Diesel, Lumber, And The State Of Staffing – January 23, 2018

Diesel News

Diesel prices give a snapshot of the state of staffing in the trucking industry

National Average Price Per Gallon: $3.025

According to Majid Jafar, the CEO of Crescent Petroleum, global oil prices could soon “soar” to $80 per barrel. Jafar blames the potential rise in gas prices on falling output in Venezuela.

In the U.S. market, the International Energy Agency is predicting a “record-setting” year for energy production.

“Relentless growth should see the U.S. hit historic highs above 10 million barrels a day [in production], overtaking Saudi Arabia and rivaling Russia during the course of 2018,” the organization said in a report published on Friday.


Diesel prices give a snapshot of the state of staffing in the trucking industry


Lumber News

Random lengths – framing lumber: $458

Random lengths – panels/plywood: $454

Continuing trends from last week, framing lumber trading remained active. Again, the prices of some products were pushed to all-time highs. This brisk pace in trading is highly unusual given the time of year and cold temperatures across much of the country.

Cold temperatures in the south disrupted trading in Southern Pine plywood products.

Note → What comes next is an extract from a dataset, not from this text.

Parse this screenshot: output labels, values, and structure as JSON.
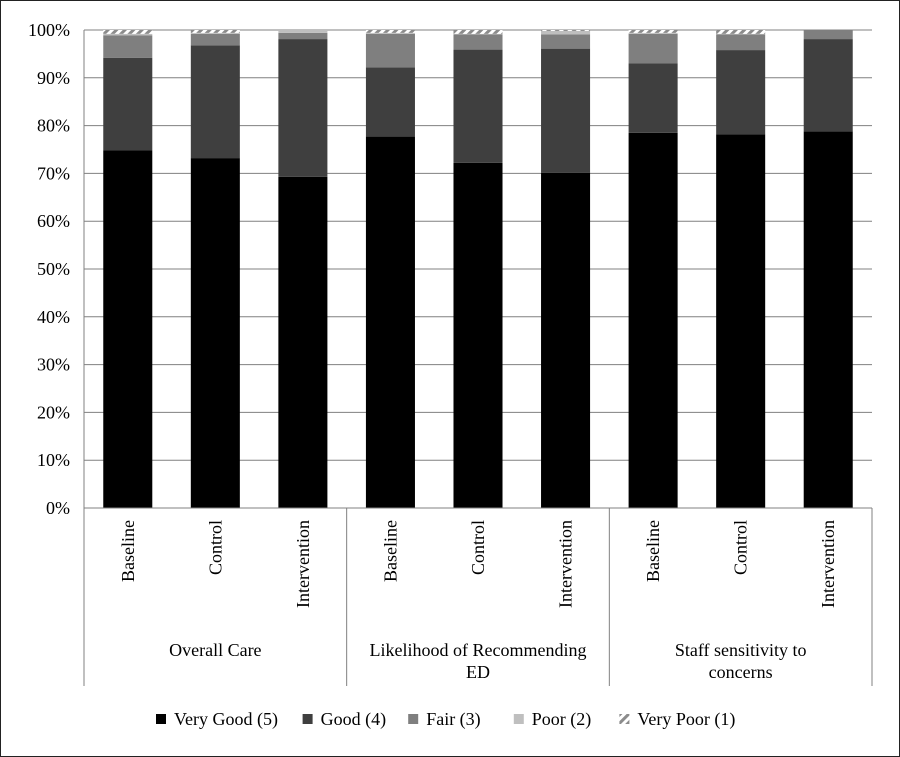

Despite this, sales of OSB remained strong throughout the country.


Lumber prices give a snapshot of the state of staffing in the construction industry

Staffing & Job Market News

The U.S. job market performed better than many economists expected during 2017.

According to Mark Vitner, senior economist at Wells Fargo Securities, the 2017 job gains were “pretty solid, particularly in an economy that by most traditional measures is at or beyond full employment.”

The tax law signed by President Trump on December 22 is expected to add to further job gains in 2018. Mark Zandi, chief economist with Moody’s Analytics in West Chester, Pennsylvania, predicts that the law will create an additional 300,000 jobs in 2018.

However, because unemployement remains exceptionally low (at about 4.1%), job gains are expected to be slower overall in 2018 than in 2017.